Pairwise independence vs. mutual independence

I'm doing a PhD in statistical optics and I've stumbled upon a set of random variables that may or may not be mutually independent. I've managed to show that they are pairwise independent, but in general that doesn't imply they're mutually independent. Is there some conditions which guarantees that a set of pairwise independent variables also are mutually independent? I need mutual independence in order to express an expectation of a product as the product of expectations.


Omega Contributor
So, they have a potential unique function that generates them or you are assuming this. Do you know the data generating process/function?

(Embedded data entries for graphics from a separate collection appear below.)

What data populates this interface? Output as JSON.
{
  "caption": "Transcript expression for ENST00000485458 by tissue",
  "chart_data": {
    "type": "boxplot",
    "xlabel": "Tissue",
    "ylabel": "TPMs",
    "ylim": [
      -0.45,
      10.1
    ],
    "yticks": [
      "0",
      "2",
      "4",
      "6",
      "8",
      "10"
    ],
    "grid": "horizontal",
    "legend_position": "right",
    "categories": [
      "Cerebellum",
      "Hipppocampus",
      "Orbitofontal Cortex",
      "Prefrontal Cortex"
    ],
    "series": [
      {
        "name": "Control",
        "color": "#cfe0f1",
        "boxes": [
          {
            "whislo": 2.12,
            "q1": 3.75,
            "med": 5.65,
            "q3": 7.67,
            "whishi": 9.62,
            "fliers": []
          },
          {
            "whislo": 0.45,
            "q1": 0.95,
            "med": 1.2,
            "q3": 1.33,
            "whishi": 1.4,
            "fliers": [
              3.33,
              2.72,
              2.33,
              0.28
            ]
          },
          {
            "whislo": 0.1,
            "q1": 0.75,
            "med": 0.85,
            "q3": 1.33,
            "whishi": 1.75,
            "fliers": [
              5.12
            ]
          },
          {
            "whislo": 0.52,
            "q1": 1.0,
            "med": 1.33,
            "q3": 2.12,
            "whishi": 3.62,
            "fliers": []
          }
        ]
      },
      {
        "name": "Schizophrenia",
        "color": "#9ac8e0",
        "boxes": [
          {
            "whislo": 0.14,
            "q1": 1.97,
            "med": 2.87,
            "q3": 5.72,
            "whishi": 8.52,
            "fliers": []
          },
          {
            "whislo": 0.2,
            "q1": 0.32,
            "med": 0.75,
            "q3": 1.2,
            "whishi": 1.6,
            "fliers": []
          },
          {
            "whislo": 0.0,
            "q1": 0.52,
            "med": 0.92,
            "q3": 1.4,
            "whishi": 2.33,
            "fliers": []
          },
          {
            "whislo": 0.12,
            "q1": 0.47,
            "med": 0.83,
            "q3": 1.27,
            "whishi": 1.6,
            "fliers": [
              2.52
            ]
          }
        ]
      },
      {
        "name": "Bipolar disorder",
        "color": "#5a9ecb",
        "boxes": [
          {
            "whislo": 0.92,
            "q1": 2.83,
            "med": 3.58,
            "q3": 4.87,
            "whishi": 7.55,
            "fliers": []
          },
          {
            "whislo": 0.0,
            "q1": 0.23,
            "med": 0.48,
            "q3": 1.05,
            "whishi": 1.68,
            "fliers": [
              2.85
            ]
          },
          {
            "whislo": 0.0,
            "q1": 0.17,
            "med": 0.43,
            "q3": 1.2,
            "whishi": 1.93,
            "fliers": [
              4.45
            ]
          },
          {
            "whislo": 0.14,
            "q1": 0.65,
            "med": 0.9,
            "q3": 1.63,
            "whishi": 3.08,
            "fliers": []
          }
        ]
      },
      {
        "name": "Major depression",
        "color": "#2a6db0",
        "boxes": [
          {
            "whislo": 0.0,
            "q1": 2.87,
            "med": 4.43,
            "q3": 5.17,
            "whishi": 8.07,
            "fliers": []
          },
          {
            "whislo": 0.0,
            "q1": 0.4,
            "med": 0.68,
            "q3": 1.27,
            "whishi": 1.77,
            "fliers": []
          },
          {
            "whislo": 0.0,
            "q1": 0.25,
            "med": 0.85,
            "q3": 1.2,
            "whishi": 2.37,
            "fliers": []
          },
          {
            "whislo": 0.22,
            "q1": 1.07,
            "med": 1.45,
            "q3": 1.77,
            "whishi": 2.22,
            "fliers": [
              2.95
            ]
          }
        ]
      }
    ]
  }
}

I can grab the cost of milk and a national growth rate and they can be correlated and possibly dependent - so I think if you are not using data generated in a vacuum or on your computer there are always issues of possible correlations or if sample sizes are small type I error concerns. Not aware of a test, but I wouldn't be surprised if there was something. There are tests to see if data are randomly created (e.g., ? benford), so testing similarities without a deep contextual knowledge of source seems possible but not conclusive. Sorry if I just ramble here without any great help. :(


Ambassador to the humans
If you wrap the latex in math tags it should parse how you want. For an example if I use a curly brace { instead of a square bracket it would look like {math} - but use the square brackets - and end your latex in {/math}. So for example the following is \frac{1}{2} wrapped in the math tags


And it's a javascript library that does the converting so you might need to reload the page after you post for it to actually parse correctly.